Blog
Mon livre compte 350 bonnes pages. Le film qui l'accompagne, nous l'avons fait à deux.
On me demande souvent si j'écris mes livres avec l'IA. La réponse courte : non. La réponse longue, au fond, c'est non aussi, mais elle raconte en passant une histoire que je trouve assez folle.
J'ai passé plus d'un an à écrire mon roman. «LeoZeit: Schatten», 350 bonnes pages, de la fantasy, Leonberg en 1614, une jeune fille de treize ans entre deux mondes. Chaque scène, je l'ai écrite moi-même. La nuit, le plus souvent, quand Alicia — ma vraie Alicia, pas celle du livre — dormait enfin. Parfois devant un café froid, parfois avec le sentiment que l'intrigue m'avait menée dans une impasse et que j'allais devoir jeter trois chapitres.
C'est ainsi qu'on écrit un livre. Là, aucune IA ne peut rien pour vous. Une IA sait construire des phrases, bien sûr. Mais elle ne sait pas ce que l'on éprouve à Leonberg en novembre, quand le brouillard descend si bas qu'on devine à peine le château. Elle ne sait pas pourquoi, entre toutes, c'est la duchesse Sibylla dont j'ai fait un personnage. Elle ne connaît pas ce sentiment, quand à trois heures du matin on sait soudain comment le chapitre doit finir — et qu'on ne peut plus s'arrêter de taper.
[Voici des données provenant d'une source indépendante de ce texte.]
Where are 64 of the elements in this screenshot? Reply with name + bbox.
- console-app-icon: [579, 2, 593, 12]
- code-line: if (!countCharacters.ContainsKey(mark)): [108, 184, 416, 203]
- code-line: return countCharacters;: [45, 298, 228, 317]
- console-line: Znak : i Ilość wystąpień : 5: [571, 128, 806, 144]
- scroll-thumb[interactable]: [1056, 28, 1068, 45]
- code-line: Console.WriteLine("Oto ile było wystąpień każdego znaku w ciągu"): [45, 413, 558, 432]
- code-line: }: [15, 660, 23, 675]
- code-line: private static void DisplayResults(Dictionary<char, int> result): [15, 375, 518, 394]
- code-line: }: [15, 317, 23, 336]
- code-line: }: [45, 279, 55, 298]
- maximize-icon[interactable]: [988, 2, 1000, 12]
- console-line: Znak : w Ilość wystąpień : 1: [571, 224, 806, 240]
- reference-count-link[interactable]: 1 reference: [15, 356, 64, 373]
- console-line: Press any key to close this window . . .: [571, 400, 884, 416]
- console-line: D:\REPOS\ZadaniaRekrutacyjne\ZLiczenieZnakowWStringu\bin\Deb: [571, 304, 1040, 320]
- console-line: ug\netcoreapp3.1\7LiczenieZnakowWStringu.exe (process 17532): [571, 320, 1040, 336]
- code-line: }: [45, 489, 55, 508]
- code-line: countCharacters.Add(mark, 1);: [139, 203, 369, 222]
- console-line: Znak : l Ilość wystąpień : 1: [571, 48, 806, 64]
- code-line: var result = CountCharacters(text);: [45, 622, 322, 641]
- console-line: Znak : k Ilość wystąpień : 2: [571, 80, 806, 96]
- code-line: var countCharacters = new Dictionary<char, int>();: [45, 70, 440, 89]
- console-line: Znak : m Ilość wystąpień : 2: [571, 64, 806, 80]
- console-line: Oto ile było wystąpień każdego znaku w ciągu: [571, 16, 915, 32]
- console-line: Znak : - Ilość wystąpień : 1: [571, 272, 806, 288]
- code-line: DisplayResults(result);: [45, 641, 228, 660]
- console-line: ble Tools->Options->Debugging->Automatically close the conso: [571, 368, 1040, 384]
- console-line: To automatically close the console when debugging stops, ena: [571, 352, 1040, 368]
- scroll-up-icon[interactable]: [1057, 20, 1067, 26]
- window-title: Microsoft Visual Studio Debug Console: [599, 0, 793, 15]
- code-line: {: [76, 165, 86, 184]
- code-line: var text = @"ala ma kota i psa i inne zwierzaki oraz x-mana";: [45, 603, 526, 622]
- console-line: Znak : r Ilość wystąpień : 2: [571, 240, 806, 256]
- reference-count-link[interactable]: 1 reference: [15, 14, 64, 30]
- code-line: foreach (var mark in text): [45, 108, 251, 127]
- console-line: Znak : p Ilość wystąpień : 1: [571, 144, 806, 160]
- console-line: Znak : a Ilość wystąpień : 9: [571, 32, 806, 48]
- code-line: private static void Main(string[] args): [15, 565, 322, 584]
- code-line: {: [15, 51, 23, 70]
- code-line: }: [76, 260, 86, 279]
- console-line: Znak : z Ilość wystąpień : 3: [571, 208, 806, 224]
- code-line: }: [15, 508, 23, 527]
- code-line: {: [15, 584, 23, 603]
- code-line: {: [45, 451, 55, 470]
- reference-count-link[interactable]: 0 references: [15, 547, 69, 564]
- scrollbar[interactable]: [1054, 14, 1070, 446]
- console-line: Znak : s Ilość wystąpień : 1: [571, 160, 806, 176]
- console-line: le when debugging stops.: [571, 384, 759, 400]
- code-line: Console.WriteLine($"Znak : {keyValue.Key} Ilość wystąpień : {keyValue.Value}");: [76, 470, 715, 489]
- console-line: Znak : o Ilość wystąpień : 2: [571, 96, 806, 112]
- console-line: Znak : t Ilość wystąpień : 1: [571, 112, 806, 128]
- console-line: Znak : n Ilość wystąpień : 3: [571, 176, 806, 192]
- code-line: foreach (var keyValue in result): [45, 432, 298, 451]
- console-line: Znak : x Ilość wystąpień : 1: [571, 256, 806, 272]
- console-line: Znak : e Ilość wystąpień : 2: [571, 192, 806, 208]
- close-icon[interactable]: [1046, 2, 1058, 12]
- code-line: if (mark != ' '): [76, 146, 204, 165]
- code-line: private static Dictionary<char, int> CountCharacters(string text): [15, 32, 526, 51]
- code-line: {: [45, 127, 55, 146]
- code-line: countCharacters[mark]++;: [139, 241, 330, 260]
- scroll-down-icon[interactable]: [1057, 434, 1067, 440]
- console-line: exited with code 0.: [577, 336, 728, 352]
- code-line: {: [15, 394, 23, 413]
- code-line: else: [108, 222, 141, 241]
Les livres ont besoin d'un être humain. Cela ne changera pas de sitôt.
Mais ensuite, il y a eu le film.
Mon premier livre pour enfants, «Sonja und die Mondfee», était terminé. Et Vitalii — mon mari, illustrateur, artiste d'animation et la personne la plus patiente que je connaisse — a dit un jour : « On pourrait en faire un film. »
Autrefois, j'aurais ri. Un film ? Nous deux ? Sans studio, sans budget, sans équipe ? C'était une idée à ranger dans la catégorie « ce serait trop beau ».
Sauf qu'aujourd'hui, ce n'est plus une chimère. Grâce à l'animation assistée par IA, nous avons produit un court métrage. Vitalii a conçu chaque scène, fixé le style visuel, défini le langage des images. L'IA était son outil — pas son remplaçant. Et le résultat était assez bon pour que nous le soumettions au World AI Film Festival de Cannes (waiff.com).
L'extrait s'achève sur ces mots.